A Silurian myodocope with preserved soft-parts: cautioning the interpretation of the shell-based ostracod record. Siviter, D.J., et al. Proc. R Soc. B 280 (1752), Feb., 2013.
Ventral view of the fossil Pauline avibella. Credit: D.J. Siveter, D. E. G. Briggs, D. J. Siveter, M. D. Sutton & S. C. Joomun.

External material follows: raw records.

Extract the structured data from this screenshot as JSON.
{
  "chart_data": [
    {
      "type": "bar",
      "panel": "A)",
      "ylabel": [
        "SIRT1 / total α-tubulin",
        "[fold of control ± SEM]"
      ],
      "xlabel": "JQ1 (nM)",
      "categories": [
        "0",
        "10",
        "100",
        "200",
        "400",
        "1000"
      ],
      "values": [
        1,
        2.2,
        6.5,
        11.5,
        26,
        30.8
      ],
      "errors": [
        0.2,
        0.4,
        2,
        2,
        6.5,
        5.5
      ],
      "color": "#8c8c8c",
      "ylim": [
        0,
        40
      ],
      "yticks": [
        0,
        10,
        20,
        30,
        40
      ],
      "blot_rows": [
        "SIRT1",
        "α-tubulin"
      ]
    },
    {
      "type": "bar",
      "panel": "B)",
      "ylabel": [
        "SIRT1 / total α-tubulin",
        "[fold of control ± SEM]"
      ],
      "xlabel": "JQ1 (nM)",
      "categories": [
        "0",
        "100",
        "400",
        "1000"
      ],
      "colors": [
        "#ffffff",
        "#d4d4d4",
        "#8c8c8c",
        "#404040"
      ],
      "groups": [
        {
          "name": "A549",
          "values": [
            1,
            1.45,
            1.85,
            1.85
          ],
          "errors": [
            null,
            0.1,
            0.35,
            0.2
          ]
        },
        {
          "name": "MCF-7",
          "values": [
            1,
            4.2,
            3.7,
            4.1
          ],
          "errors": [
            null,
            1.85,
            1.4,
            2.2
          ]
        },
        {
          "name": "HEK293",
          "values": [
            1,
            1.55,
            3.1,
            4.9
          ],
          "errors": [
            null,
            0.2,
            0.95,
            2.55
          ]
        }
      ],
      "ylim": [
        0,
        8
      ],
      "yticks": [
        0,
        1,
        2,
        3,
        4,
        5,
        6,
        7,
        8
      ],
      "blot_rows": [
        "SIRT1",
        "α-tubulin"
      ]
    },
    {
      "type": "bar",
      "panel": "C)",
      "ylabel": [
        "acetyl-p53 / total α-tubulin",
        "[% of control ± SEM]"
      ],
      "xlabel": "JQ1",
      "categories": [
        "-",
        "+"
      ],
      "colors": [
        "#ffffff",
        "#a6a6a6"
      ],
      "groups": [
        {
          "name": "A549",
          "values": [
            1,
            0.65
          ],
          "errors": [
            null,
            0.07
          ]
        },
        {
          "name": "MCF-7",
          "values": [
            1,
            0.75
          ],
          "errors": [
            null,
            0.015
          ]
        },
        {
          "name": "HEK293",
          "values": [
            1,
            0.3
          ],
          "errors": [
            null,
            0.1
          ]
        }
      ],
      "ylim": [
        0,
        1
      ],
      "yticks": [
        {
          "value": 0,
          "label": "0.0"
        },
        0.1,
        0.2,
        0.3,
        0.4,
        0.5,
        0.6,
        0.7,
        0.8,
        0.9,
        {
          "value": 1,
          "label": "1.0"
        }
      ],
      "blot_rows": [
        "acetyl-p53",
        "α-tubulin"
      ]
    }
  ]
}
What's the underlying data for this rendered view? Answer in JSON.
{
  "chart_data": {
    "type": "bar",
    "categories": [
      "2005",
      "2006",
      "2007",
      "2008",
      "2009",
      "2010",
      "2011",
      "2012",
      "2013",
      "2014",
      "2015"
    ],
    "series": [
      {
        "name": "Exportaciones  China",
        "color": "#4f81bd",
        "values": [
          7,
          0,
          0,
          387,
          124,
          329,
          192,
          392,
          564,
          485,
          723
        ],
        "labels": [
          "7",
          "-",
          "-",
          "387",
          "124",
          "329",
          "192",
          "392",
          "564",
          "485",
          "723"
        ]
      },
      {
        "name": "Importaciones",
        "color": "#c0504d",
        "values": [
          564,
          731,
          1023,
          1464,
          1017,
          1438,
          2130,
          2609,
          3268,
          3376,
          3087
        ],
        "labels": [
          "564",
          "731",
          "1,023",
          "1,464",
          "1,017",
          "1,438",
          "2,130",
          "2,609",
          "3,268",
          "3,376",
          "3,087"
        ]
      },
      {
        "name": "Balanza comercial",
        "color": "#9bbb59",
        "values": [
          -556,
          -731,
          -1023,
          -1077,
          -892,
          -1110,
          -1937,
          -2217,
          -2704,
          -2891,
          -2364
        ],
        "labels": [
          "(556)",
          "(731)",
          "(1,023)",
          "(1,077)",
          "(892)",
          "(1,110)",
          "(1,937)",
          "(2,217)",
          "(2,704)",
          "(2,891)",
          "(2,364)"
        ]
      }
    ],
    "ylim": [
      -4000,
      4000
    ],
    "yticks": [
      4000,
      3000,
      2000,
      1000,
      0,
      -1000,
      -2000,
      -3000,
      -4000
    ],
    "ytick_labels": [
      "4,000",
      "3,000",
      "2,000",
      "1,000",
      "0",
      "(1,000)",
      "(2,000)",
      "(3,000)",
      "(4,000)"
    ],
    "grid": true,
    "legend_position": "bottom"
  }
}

Abstract: Ostracod crustaceans are the most abundant fossil arthropods. The Silurian Pauline avibella gen. et sp. nov., from the Herefordshire Lagerstätte, UK, is an extremely rare Palaeozoic example with soft-part preservation. Based on its soft-part morphology, especially the exceptionally preserved limbs and presence of lateral eyes, it is assigned to the myodocopid myodocopes. The ostracod is very large, with an epipod on the fifth limb pair, as well as gills implying the presence of a heart and an integrated respiratory–circulatory system as in living cylindroleberidid myodocopids. Features of its shell morphology, however, recall halocyprid myodocopes and palaeocopes, encouraging caution in classifying ostracods based on the carapace alone and querying the interpretation of their shell-based fossil record, especially for the Palaeozoic, where some 500 genera are presently assigned to the Palaeocopida.